Reviews 2004

 
 
 
 
 

✭✭✭✭✩

by William Shakespeare, directed by Craig Walker

Theatre Kingston, Brigantine Room, Harbourfront, Toronto

December 9-23, 2004


Those seeking more substantial fare this season could not do better than Theatre Kingston’s moving, insightful production of Shakespeare’s late romance The Winter’s Tale.  The Brigantine Room has been transformed to a small space seating only 150 facing each other across a runway stage.  In such proximity we seem to be overhearing not a tale of kings and queens but an intimate family drama.  By setting the opening and closing scenes during a 19th-century Christmas, director Craig Walker immediately reinforces the play’s themes of story-telling, faith, time, forgiveness and wonder.  The clarity of his direction and his close attention to the text make the work shine like new.
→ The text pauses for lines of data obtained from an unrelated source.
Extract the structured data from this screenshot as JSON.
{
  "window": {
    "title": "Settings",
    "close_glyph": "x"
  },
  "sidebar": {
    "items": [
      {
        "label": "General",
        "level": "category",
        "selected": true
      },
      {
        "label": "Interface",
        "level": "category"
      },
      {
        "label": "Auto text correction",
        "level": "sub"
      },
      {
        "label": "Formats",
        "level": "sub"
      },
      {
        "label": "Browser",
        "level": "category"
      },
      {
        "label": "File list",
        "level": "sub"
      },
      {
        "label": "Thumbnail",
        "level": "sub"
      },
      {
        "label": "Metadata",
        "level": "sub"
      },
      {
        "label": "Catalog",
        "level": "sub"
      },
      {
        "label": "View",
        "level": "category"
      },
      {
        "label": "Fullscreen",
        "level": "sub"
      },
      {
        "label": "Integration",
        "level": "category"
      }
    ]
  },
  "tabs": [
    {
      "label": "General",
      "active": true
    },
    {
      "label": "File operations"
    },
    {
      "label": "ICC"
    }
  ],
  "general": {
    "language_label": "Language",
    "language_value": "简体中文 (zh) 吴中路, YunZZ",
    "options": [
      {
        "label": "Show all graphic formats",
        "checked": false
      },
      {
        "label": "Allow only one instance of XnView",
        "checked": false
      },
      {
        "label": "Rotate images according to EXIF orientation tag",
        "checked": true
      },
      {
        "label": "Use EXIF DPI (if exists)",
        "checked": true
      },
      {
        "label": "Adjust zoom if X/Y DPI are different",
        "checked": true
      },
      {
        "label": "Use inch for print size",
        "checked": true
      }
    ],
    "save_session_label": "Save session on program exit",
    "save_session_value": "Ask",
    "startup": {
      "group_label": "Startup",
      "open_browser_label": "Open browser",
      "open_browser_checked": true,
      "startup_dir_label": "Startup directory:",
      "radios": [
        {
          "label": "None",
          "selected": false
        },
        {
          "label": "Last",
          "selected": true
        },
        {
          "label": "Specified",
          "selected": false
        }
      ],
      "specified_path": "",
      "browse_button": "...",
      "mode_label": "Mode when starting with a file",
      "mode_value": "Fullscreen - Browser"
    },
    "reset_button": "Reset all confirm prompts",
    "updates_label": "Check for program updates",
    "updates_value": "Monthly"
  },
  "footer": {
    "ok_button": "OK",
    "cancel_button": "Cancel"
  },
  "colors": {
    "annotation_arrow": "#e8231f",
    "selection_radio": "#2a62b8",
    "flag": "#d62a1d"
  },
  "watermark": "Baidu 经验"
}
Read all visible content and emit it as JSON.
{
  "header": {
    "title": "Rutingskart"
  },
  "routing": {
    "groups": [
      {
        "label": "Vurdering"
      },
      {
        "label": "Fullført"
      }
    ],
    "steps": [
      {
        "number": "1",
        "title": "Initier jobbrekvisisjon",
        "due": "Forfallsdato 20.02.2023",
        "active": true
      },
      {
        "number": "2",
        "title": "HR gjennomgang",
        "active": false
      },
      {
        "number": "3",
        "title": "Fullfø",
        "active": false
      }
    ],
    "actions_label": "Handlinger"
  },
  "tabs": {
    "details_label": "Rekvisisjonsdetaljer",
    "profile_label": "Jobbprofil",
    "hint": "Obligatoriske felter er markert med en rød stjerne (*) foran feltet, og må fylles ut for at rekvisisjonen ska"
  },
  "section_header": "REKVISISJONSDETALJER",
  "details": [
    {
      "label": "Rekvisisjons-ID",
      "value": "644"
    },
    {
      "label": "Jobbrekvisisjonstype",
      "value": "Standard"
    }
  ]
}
Matthew Gibson’s outstanding, Dora-worthy performance as Leontes anchors the whole production.  Shakespeare compares Leontes’ disastrous attack of jealousy to the onset of a disease.  For once this onset is shown not as instant but incremental.  Throughout three acts Gibson details Leontes’ increasing agony as he gradually loses his struggle against an idée fixe that only grows stronger the more he tries to suppress it.  For once, we can understand why Leontes’ wife Hermione can empathize with the man who condemns her to die.  Not at Soulpepper, not at Stratford, have I seen this difficult role played so convincingly.


Other strong performances include Jennifer Roblin, revealing Hermione’s inner strength beneath her outward frailty, Walker himself as Leontes’ best friend Polixenes and Ivan Sherry as an Eric Idle-like Autolycus.  This is a production created and played with great care and feeling whose warmth will brighten any winter.           


©Christopher Hoile


Note: A version of this review appeared in Eye Weekly 2004-12-16.

Photo: Cast of The Winter’s Tale. ©2004 Adair Redish.